If you decide to treat the HSA like a retirement account and you don’t deduct any of your money until you’re 65 or older, then you just pay your regular ordinary income tax rate at that time. In other words, you treat your deductions like income. Which is the same as traditional IRA accounts, but not as wonderful as roth IRA accounts. Using your HSA this way is not quite a triple-tax free advantage, but pretty close as you didn’t pay any tax on the contributions nor the capital gains.
If you decide to use your HSA funds for qualified medical expenses, swipe that HSA bank debit card for those expenses, keep your receipts as proof for the tax man, and enjoy paying $0 in taxes. You’ve taken full tax advantage of the HSA triple-threat. You can also use your regular credit card or checking account and reimburse yourself from your HSA debit/checking account. What are qualified medical expenses? The IRS has your answer right here.
Also, a few little interesting loopholes – you can use your HSA to pay for healthcare expenses for your spouse and/or your dependents from YOUR account AND you can take money out to cover healthcare expenses incurred from anytime after the HSA was opened.
For example, if you opened your HSA in 2010, broke your foot in 2012 and paid out of pocket healthcare expenses at that time with non HSA money and kept the receipts, you can then “pay yourself back” in 2020 and withdraw the money from your HSA if you’d like. Now, the accounting for all that gets a little confusing, so I advise to keep it simple and just pay healthcare expenses as you go.
HSA: What NOT to do
There are a few things you should definitely NOT do with an HSA —
- Enroll in a HDHP just for the HSA. Everyone’s healthcare needs are different. Given that healthcare costs with a HDHP are likely going to be higher if you have ongoing medical expenses, the advantages of an HSA just might not make sense. Further, the triple-tax advantage of HSAs only really magnify over longer time horizons – 10-20 years or more. Put your health first. Otherwise you or your family may never see these monetary benefits.
- Withdrawal money for non-healthcare related expenses before the age of 65. Don’t do this. Ever. Not only will you have to pay ordinary income taxes on the money you take out, but also a 20% penalty on top of that. Ouch!
- Forget to keep your receipts. This would be a major bummer if the tax man ever decides to give you an audit. Please, please keep your receipts and stay organized.
- Not set up an HSA investment account. Without an investment account, you’re missing out on an essential part of the tax advantage – the tax free capital gains! Unfortunately, you will have to set this up yourself… because why should they make it easy for you?

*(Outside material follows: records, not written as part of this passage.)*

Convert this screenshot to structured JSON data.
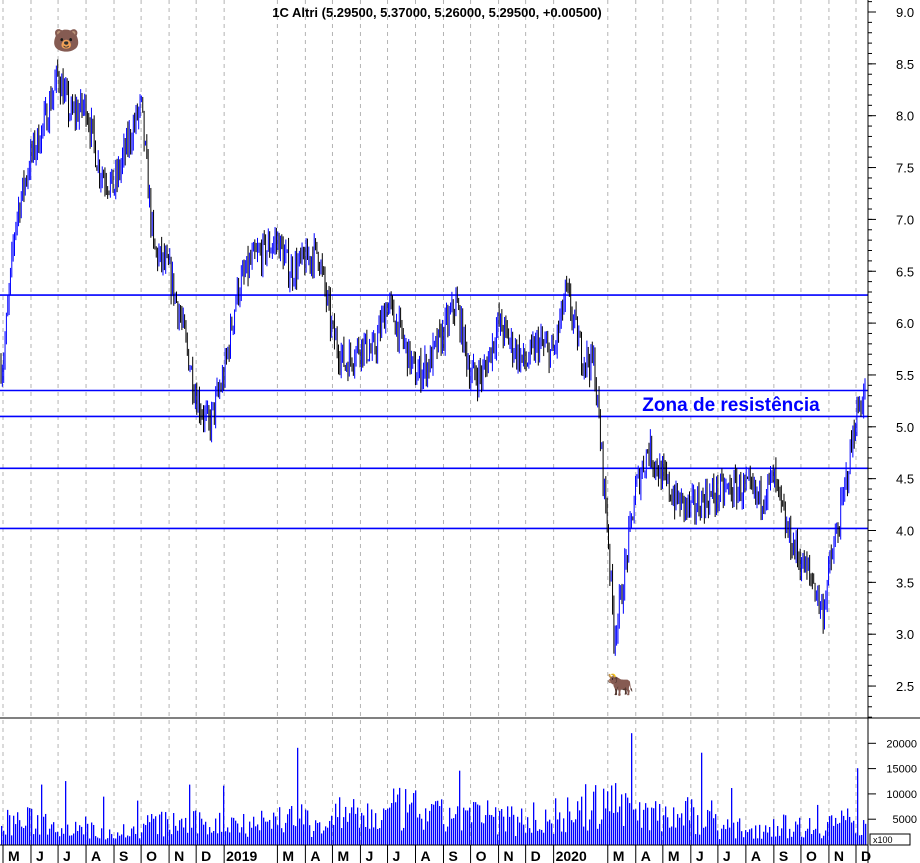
{
  "chart_data": {
    "type": "bar",
    "style": "ohlc",
    "title": "1C Altri (5.29500, 5.37000, 5.26000, 5.29500, +0.00500)",
    "annotation": "Zona de resistência",
    "y_ticks": [
      "9.0",
      "8.5",
      "8.0",
      "7.5",
      "7.0",
      "6.5",
      "6.0",
      "5.5",
      "5.0",
      "4.5",
      "4.0",
      "3.5",
      "3.0",
      "2.5"
    ],
    "ylim": [
      2.2,
      9.1
    ],
    "volume_ticks": [
      "20000",
      "15000",
      "10000",
      "5000"
    ],
    "volume_unit": "x100",
    "volume_ylim": [
      0,
      25000
    ],
    "x_ticks": [
      {
        "label": "M",
        "date": "2018-05-01"
      },
      {
        "label": "J",
        "date": "2018-06-01"
      },
      {
        "label": "J",
        "date": "2018-07-01"
      },
      {
        "label": "A",
        "date": "2018-08-01"
      },
      {
        "label": "S",
        "date": "2018-09-01"
      },
      {
        "label": "O",
        "date": "2018-10-01"
      },
      {
        "label": "N",
        "date": "2018-11-01"
      },
      {
        "label": "D",
        "date": "2018-12-01"
      },
      {
        "label": "2019",
        "date": "2019-01-01"
      },
      {
        "label": "M",
        "date": "2019-03-01"
      },
      {
        "label": "A",
        "date": "2019-04-01"
      },
      {
        "label": "M",
        "date": "2019-05-01"
      },
      {
        "label": "J",
        "date": "2019-06-01"
      },
      {
        "label": "J",
        "date": "2019-07-01"
      },
      {
        "label": "A",
        "date": "2019-08-01"
      },
      {
        "label": "S",
        "date": "2019-09-01"
      },
      {
        "label": "O",
        "date": "2019-10-01"
      },
      {
        "label": "N",
        "date": "2019-11-01"
      },
      {
        "label": "D",
        "date": "2019-12-01"
      },
      {
        "label": "2020",
        "date": "2020-01-01"
      },
      {
        "label": "M",
        "date": "2020-03-01"
      },
      {
        "label": "A",
        "date": "2020-04-01"
      },
      {
        "label": "M",
        "date": "2020-05-01"
      },
      {
        "label": "J",
        "date": "2020-06-01"
      },
      {
        "label": "J",
        "date": "2020-07-01"
      },
      {
        "label": "A",
        "date": "2020-08-01"
      },
      {
        "label": "S",
        "date": "2020-09-01"
      },
      {
        "label": "O",
        "date": "2020-10-01"
      },
      {
        "label": "N",
        "date": "2020-11-01"
      },
      {
        "label": "D",
        "date": "2020-12-01"
      }
    ],
    "horizontal_lines": [
      6.27,
      5.35,
      5.1,
      4.6,
      4.02
    ],
    "line_color": "#0000ff",
    "up_color": "#0000ff",
    "down_color": "#000000",
    "icons": [
      {
        "name": "bear",
        "date": "2018-07-10"
      },
      {
        "name": "bull",
        "date": "2020-03-15"
      }
    ],
    "close": [
      [
        "2018-05-01",
        5.6
      ],
      [
        "2018-05-15",
        7.0
      ],
      [
        "2018-06-01",
        7.6
      ],
      [
        "2018-06-15",
        7.9
      ],
      [
        "2018-07-01",
        8.4
      ],
      [
        "2018-07-15",
        8.0
      ],
      [
        "2018-08-01",
        8.1
      ],
      [
        "2018-08-15",
        7.5
      ],
      [
        "2018-09-01",
        7.3
      ],
      [
        "2018-09-15",
        7.7
      ],
      [
        "2018-10-01",
        8.1
      ],
      [
        "2018-10-15",
        6.7
      ],
      [
        "2018-11-01",
        6.5
      ],
      [
        "2018-11-15",
        6.0
      ],
      [
        "2018-12-01",
        5.3
      ],
      [
        "2018-12-15",
        5.0
      ],
      [
        "2019-01-01",
        5.5
      ],
      [
        "2019-01-15",
        6.3
      ],
      [
        "2019-02-01",
        6.6
      ],
      [
        "2019-02-15",
        6.7
      ],
      [
        "2019-03-01",
        6.8
      ],
      [
        "2019-03-15",
        6.5
      ],
      [
        "2019-04-01",
        6.6
      ],
      [
        "2019-04-15",
        6.7
      ],
      [
        "2019-05-01",
        5.9
      ],
      [
        "2019-05-15",
        5.6
      ],
      [
        "2019-06-01",
        5.8
      ],
      [
        "2019-06-15",
        5.7
      ],
      [
        "2019-07-01",
        6.2
      ],
      [
        "2019-07-15",
        5.9
      ],
      [
        "2019-08-01",
        5.5
      ],
      [
        "2019-08-15",
        5.6
      ],
      [
        "2019-09-01",
        5.9
      ],
      [
        "2019-09-15",
        6.2
      ],
      [
        "2019-10-01",
        5.5
      ],
      [
        "2019-10-15",
        5.5
      ],
      [
        "2019-11-01",
        6.0
      ],
      [
        "2019-11-15",
        5.8
      ],
      [
        "2019-12-01",
        5.6
      ],
      [
        "2019-12-15",
        5.8
      ],
      [
        "2020-01-01",
        5.7
      ],
      [
        "2020-01-15",
        6.3
      ],
      [
        "2020-02-01",
        5.7
      ],
      [
        "2020-02-15",
        5.6
      ],
      [
        "2020-03-01",
        4.0
      ],
      [
        "2020-03-08",
        3.0
      ],
      [
        "2020-03-15",
        3.3
      ],
      [
        "2020-04-01",
        4.4
      ],
      [
        "2020-04-15",
        4.8
      ],
      [
        "2020-05-01",
        4.5
      ],
      [
        "2020-05-15",
        4.3
      ],
      [
        "2020-06-01",
        4.2
      ],
      [
        "2020-06-15",
        4.3
      ],
      [
        "2020-07-01",
        4.35
      ],
      [
        "2020-07-15",
        4.4
      ],
      [
        "2020-08-01",
        4.4
      ],
      [
        "2020-08-15",
        4.3
      ],
      [
        "2020-09-01",
        4.5
      ],
      [
        "2020-09-15",
        4.0
      ],
      [
        "2020-10-01",
        3.7
      ],
      [
        "2020-10-15",
        3.5
      ],
      [
        "2020-10-25",
        3.2
      ],
      [
        "2020-11-01",
        3.6
      ],
      [
        "2020-11-15",
        4.2
      ],
      [
        "2020-12-01",
        5.1
      ],
      [
        "2020-12-08",
        5.295
      ]
    ],
    "volume_monthly_typical": [
      [
        "2018-05",
        5000
      ],
      [
        "2018-06",
        5000
      ],
      [
        "2018-07",
        4500
      ],
      [
        "2018-08",
        3000
      ],
      [
        "2018-09",
        3000
      ],
      [
        "2018-10",
        4500
      ],
      [
        "2018-11",
        4500
      ],
      [
        "2018-12",
        4500
      ],
      [
        "2019-01",
        5000
      ],
      [
        "2019-02",
        5000
      ],
      [
        "2019-03",
        6000
      ],
      [
        "2019-04",
        4500
      ],
      [
        "2019-05",
        6000
      ],
      [
        "2019-06",
        6000
      ],
      [
        "2019-07",
        7500
      ],
      [
        "2019-08",
        6000
      ],
      [
        "2019-09",
        6500
      ],
      [
        "2019-10",
        6000
      ],
      [
        "2019-11",
        5500
      ],
      [
        "2019-12",
        5000
      ],
      [
        "2020-01",
        6500
      ],
      [
        "2020-02",
        8000
      ],
      [
        "2020-03",
        10000
      ],
      [
        "2020-04",
        7000
      ],
      [
        "2020-05",
        6500
      ],
      [
        "2020-06",
        6500
      ],
      [
        "2020-07",
        3500
      ],
      [
        "2020-08",
        3500
      ],
      [
        "2020-09",
        4000
      ],
      [
        "2020-10",
        4000
      ],
      [
        "2020-11",
        5000
      ],
      [
        "2020-12",
        5000
      ]
    ]
  }
}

- Invest in risky investments or those with high costs. Like any other investment account, you have to be careful as to how you invest. You can lose all your money (although unlikely) or, worse, invest in high cost vehicles that insidiously eat away your earnings.
Realized Citizens of Moneyland will have maxed out their HSA year over year, invest their money thoughtfully, and use their account in the most tax-advantaged manner possible.